The contents are sectionalised on an alphabetical basis: abbreviations, accidents, coaches, engineering, and so on. Some sections have sub-files for ease of reference. Fortunately a variety of gazetteers of stations have appeared over the years and the author has been spared the task of validating and repeating such a list.

Of the main themes, Abbreviations has two sections covering those used in the text and of railway companies. You are advised to acquaint yourself with the more common ones used.

Companies includes their location, liveries, grouping and subsequent nationalisation. There follow sections on independent and narrow gauge lines, and light railways.

Coaches deals with their types and follows with sections on their codes, chronology and numbering.

The Gazetteer leads to sections on goods yards, motive power depots, summits, tunnels, bridges and viaducts, and company workshops. The closure proposals contained in the Beeching report of 1963 are also listed together with the relevant outcomes.

Engineering provides a glossary of terms and there are then sections on train working, locomotive builders for industry, signals and signalling (including Clearing House rules), trackwork and inclines. The train working section covers a variety of topics including couplings, push-pull working, route availability, shed facilities, slip coach working and train classification.

Express speeds gives information on speed records and fastest scheduled runs. This leads to a section on named trains.

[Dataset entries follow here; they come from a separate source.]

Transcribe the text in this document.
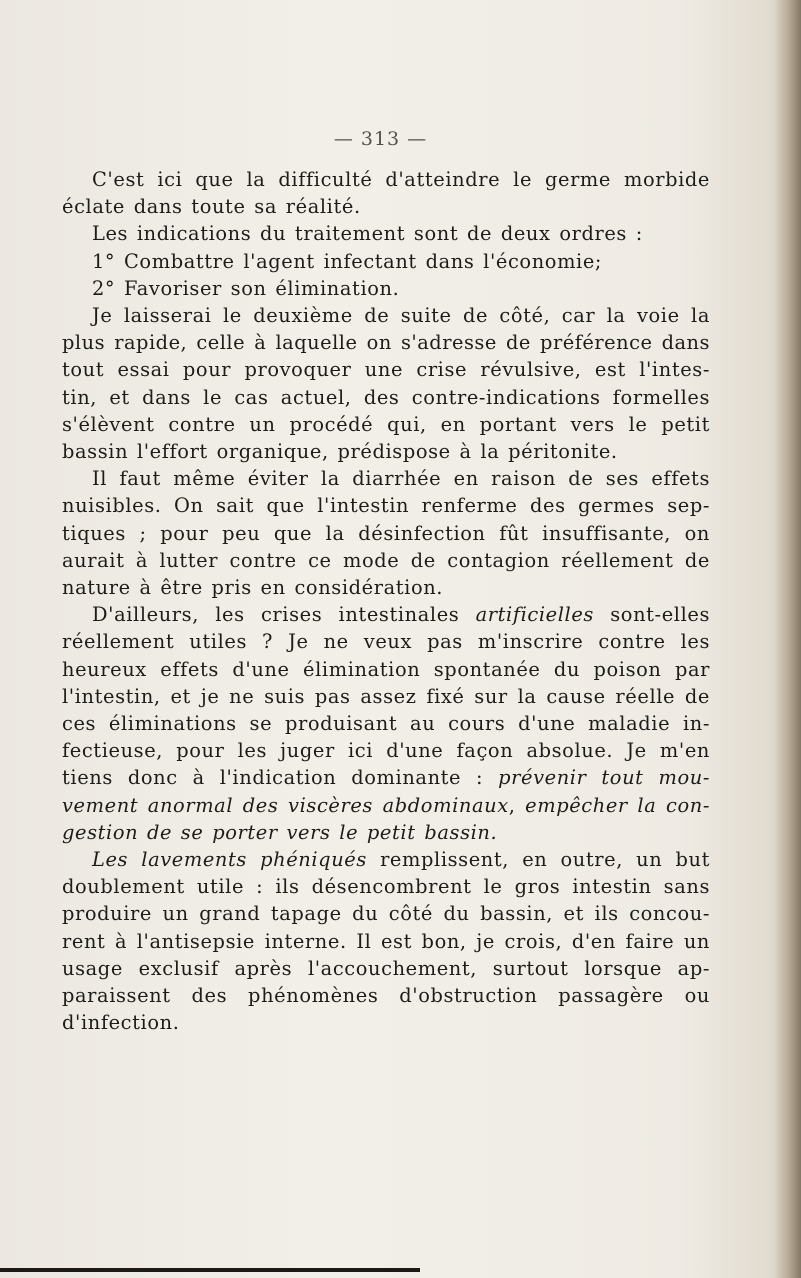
— 313 —
C'est ici que la difficulté d'atteindre le germe morbide
éclate dans toute sa réalité.
Les indications du traitement sont de deux ordres :
1° Combattre l'agent infectant dans l'économie;
2° Favoriser son élimination.
Je laisserai le deuxième de suite de côté, car la voie la
plus rapide, celle à laquelle on s'adresse de préférence dans
tout essai pour provoquer une crise révulsive, est l'intes-
tin, et dans le cas actuel, des contre-indications formelles
s'élèvent contre un procédé qui, en portant vers le petit
bassin l'effort organique, prédispose à la péritonite.
Il faut même éviter la diarrhée en raison de ses effets
nuisibles. On sait que l'intestin renferme des germes sep-
tiques ; pour peu que la désinfection fût insuffisante, on
aurait à lutter contre ce mode de contagion réellement de
nature à être pris en considération.
D'ailleurs, les crises intestinales artificielles sont-elles
réellement utiles ? Je ne veux pas m'inscrire contre les
heureux effets d'une élimination spontanée du poison par
l'intestin, et je ne suis pas assez fixé sur la cause réelle de
ces éliminations se produisant au cours d'une maladie in-
fectieuse, pour les juger ici d'une façon absolue. Je m'en
tiens donc à l'indication dominante : prévenir tout mou-
vement anormal des viscères abdominaux, empêcher la con-
gestion de se porter vers le petit bassin.
Les lavements phéniqués remplissent, en outre, un but
doublement utile : ils désencombrent le gros intestin sans
produire un grand tapage du côté du bassin, et ils concou-
rent à l'antisepsie interne. Il est bon, je crois, d'en faire un
usage exclusif après l'accouchement, surtout lorsque ap-
paraissent des phénomènes d'obstruction passagère ou
d'infection.
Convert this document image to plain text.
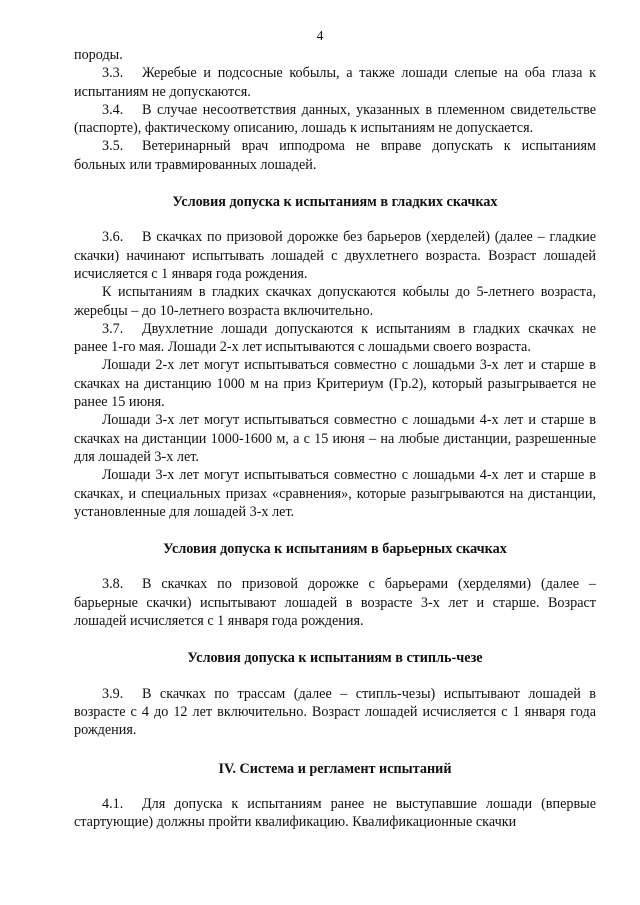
4

породы.

3.3. Жеребые и подсосные кобылы, а также лошади слепые на оба глаза к испытаниям не допускаются.

3.4. В случае несоответствия данных, указанных в племенном свидетельстве (паспорте), фактическому описанию, лошадь к испытаниям не допускается.

3.5. Ветеринарный врач ипподрома не вправе допускать к испытаниям больных или травмированных лошадей.

Условия допуска к испытаниям в гладких скачках

3.6. В скачках по призовой дорожке без барьеров (херделей) (далее – гладкие скачки) начинают испытывать лошадей с двухлетнего возраста. Возраст лошадей исчисляется с 1 января года рождения.

К испытаниям в гладких скачках допускаются кобылы до 5-летнего возраста, жеребцы – до 10-летнего возраста включительно.

3.7. Двухлетние лошади допускаются к испытаниям в гладких скачках не ранее 1-го мая. Лошади 2-х лет испытываются с лошадьми своего возраста.

Лошади 2-х лет могут испытываться совместно с лошадьми 3-х лет и старше в скачках на дистанцию 1000 м на приз Критериум (Гр.2), который разыгрывается не ранее 15 июня.

Лошади 3-х лет могут испытываться совместно с лошадьми 4-х лет и старше в скачках на дистанции 1000-1600 м, а с 15 июня – на любые дистанции, разрешенные для лошадей 3-х лет.

Лошади 3-х лет могут испытываться совместно с лошадьми 4-х лет и старше в скачках, и специальных призах «сравнения», которые разыгрываются на дистанции, установленные для лошадей 3-х лет.

Условия допуска к испытаниям в барьерных скачках

3.8. В скачках по призовой дорожке с барьерами (херделями) (далее – барьерные скачки) испытывают лошадей в возрасте 3-х лет и старше. Возраст лошадей исчисляется с 1 января года рождения.

Условия допуска к испытаниям в стипль-чезе

3.9. В скачках по трассам (далее – стипль-чезы) испытывают лошадей в возрасте с 4 до 12 лет включительно. Возраст лошадей исчисляется с 1 января года рождения.

IV. Система и регламент испытаний

4.1. Для допуска к испытаниям ранее не выступавшие лошади (впервые стартующие) должны пройти квалификацию. Квалификационные скачки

Locomotives has full numerical lists for the main companies. It also includes sections on steam railcars and tenders of the major companies. Diesel and electric locomotives are listed with the B.R. Standard locomotives.

Personalities includes engineers and architects, followed by lists of locomotive superintendents.

Many a book is published these days with an inadequate or no bibliography. Where did all those facts come from, and more importantly, why is the reader, who may not even recall the golden days of steam, expected to understand so much vintage jargon and technicality? What, when and where? are common responses to many cryptic descriptions found in the current literature. The railways were clearly a prolific breeding-ground for nicknames, classifications and codes.

A brief scan through these files may suggest to the reader that all is too indigestible and lacking the appeal of the current railway pictorial histories and specialised texts. Yet, this database is produced with the sole purpose to guide the railway enthusiast (and modeller) through his/her various researches.

The compiled information has been carefully cross-checked where possible, but the usual disclaimers are offered for the errors of other authors (and their proof-checkers). Some particular references have provided very useful sources of information; this condensed database in no way supplants these valuable works. Omissions or possible errors are flagged thus **.